Na sua análise, os investigadores também descobriram que, no Verão de 2022, o mais quente de que há registo, as florestas europeias sofreram o maior escurecimento ocorrido até à data, que abrangeu 37 por cento das regiões florestais temperadas e mediterrâneas – muito mais do que qualquer outro evento das duas últimas décadas.
AP
As árvores europeias estão a escurecer cada vez mais cedo a cada ano que passa.
Porque estão as florestas a escurecer e a morrer?
“Queríamos perceber como o clima afecta as florestas numa área extensa e ao longo de várias estações”, afirma Heini Wernli, professor de física atmosférica do ETH e autor principal do estudo. “O papel central da seca era evidente, mas a ligação entre as florestas e o clima é muito mais complexa do que parece à primeira vista.”
“Nem todos os períodos secos, mesmo os intensos e persistentes, fazem com que as florestas fiquem imediatamente castanhas”, acrescenta Hermann, referindo-se ao “efeito herdado”, que tem sido observado nas nossas florestas ao longo de vários anos.

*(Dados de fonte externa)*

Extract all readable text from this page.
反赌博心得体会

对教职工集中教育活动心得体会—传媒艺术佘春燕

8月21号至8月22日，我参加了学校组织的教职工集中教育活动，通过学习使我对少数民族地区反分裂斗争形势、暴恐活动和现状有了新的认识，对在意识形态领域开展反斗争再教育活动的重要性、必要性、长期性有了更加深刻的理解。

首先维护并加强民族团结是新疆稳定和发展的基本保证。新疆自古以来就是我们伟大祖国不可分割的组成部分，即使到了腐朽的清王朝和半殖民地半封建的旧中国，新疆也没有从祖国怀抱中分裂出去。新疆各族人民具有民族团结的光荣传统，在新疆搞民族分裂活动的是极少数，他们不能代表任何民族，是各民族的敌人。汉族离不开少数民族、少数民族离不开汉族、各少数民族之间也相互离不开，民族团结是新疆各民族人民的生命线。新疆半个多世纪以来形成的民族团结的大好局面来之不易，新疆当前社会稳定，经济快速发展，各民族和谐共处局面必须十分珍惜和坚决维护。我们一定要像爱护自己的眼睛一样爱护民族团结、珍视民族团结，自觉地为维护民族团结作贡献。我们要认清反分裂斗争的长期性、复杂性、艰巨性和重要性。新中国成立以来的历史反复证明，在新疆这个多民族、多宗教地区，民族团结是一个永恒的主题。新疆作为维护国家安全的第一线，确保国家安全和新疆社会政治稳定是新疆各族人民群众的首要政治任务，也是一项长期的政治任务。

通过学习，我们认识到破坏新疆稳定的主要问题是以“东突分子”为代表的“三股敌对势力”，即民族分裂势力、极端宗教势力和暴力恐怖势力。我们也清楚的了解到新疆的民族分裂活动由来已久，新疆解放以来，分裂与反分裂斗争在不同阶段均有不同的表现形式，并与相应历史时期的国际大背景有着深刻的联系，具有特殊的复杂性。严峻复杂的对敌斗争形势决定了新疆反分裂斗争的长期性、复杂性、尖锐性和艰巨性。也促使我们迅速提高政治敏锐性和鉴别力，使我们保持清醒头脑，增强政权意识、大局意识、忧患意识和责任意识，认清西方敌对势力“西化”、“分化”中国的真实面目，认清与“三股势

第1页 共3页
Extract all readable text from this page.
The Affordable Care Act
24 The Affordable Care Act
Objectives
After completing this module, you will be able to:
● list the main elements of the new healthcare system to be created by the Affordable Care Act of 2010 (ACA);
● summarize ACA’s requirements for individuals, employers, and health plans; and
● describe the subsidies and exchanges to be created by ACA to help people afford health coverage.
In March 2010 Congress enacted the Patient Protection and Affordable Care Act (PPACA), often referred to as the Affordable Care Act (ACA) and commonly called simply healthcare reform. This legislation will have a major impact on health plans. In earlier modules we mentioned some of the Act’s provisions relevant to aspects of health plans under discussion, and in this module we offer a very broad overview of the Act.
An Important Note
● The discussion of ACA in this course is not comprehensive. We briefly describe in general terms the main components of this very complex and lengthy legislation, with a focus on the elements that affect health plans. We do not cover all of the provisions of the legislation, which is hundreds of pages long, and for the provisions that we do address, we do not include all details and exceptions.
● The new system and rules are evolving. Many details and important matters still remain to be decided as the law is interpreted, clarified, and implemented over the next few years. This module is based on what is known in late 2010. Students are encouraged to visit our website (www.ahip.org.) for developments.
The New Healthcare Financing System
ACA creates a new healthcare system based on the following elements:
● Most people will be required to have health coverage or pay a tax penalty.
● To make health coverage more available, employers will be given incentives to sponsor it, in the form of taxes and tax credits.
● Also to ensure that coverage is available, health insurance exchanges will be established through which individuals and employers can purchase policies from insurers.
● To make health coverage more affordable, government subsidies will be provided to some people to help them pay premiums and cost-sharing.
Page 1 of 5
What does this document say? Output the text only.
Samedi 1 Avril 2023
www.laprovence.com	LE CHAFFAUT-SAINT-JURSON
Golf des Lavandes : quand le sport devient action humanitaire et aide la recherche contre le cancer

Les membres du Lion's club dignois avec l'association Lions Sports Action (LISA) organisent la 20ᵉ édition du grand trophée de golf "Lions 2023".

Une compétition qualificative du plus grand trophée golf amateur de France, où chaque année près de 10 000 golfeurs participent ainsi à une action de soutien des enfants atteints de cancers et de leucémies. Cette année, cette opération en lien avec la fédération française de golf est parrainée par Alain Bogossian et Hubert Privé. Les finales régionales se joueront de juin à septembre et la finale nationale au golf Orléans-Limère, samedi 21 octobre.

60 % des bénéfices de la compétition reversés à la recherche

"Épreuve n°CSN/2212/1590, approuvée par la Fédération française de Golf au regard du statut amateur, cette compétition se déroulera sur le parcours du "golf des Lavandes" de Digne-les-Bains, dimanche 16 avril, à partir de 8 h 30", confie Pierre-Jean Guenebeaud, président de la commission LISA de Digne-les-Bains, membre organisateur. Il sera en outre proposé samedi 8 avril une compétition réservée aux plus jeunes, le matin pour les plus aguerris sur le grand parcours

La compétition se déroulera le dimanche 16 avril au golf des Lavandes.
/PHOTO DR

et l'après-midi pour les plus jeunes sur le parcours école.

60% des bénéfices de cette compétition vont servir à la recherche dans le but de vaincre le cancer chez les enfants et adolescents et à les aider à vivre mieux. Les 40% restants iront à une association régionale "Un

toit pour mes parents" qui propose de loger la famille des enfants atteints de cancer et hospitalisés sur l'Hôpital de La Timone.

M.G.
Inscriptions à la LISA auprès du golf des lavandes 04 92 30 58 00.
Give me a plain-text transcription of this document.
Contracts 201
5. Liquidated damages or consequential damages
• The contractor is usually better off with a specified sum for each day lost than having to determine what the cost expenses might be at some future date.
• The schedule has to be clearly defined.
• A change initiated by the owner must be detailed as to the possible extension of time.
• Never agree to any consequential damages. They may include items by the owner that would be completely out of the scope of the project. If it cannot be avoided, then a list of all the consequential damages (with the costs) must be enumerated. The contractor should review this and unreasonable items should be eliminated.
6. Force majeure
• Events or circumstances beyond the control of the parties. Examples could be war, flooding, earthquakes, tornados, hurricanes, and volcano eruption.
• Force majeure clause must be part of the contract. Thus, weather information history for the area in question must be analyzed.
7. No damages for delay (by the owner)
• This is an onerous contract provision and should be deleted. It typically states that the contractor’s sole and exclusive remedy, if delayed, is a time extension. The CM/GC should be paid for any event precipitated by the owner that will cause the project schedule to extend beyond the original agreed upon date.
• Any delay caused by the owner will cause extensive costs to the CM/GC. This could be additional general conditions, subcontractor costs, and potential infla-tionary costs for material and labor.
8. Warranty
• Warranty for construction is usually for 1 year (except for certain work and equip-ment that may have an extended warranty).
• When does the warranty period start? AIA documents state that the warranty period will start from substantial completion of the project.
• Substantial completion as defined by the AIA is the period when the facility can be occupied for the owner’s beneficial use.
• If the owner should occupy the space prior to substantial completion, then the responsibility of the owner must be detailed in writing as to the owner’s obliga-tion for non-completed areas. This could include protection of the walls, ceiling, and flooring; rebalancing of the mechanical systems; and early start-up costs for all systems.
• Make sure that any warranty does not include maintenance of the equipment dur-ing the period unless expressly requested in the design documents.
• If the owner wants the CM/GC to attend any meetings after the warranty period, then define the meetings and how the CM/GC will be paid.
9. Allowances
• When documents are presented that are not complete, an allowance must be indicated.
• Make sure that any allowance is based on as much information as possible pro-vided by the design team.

A forma como as árvores sobrevivem ao calor e à seca não depende apenas das condições climáticas actuais, mas também das verificadas nos meses ou anos anteriores.
Esta foi uma das razões pelos quais os investigadores estavam particularmente interessados em investigar a história meteorológica dos eventos de pouco verdor: o seu objectivo era identificar padrões climáticos característicos que dessem sentido aos múltiplos eventos investigados.

Com efeito, os investigadores encontraram sinais climáticos característicos, ocorridos muito antes do fenómeno. Descobriram que esta redução do verdor das florestas poderia estar relacionada com períodos relativamente invulgares de falta de chuva, que se prolongaram durante mais de dois anos na Europa e até três anos na zona mediterrânica, e com outros indicadores como períodos frequentes de temperaturas altas, durante, no mínimo, dois anos na zona temperada. “Observámos que estes eventos de redução do verdor eram geralmente precedidos de um mínimo de dois Verões quentes e secos consecutivos. Isto resulta no chamado “efeito herdado”, segundo o qual um único Verão quente e seco não provoca, geralmente, uma redução imediata do verdor da floresta, mas pode contribuir para futuros eventos de maneira tardia.”
Tendo em conta estes dados, é pertinente perguntar se os cientistas poderão prever o stress causado pela seca e pelo escurecimento das florestas no futuro, uma questão perante a qual se mostram cautelosos: “Analisámos os eventos em retrospectiva, mas não examinámos a sua previsibilidade”, explica Hermann. “O facto de o stress causado pela seca também fomentar directamente as infestações de escolitídeos e fungos, bem como os incêndios florestais, dificulta muito a previsão de eventos futuros.
Thomas Wohlgemuth, outro dos co-autores do trabalho, defende que esta melhor compreensão do processo conduzirá à criação de melhores modelos florestais e ajudará a desenvolver medidas de gestão preventivas. Por enquanto, os satélites continuam apontados para a Europa, num Verão que se prevê novamente quente e seco.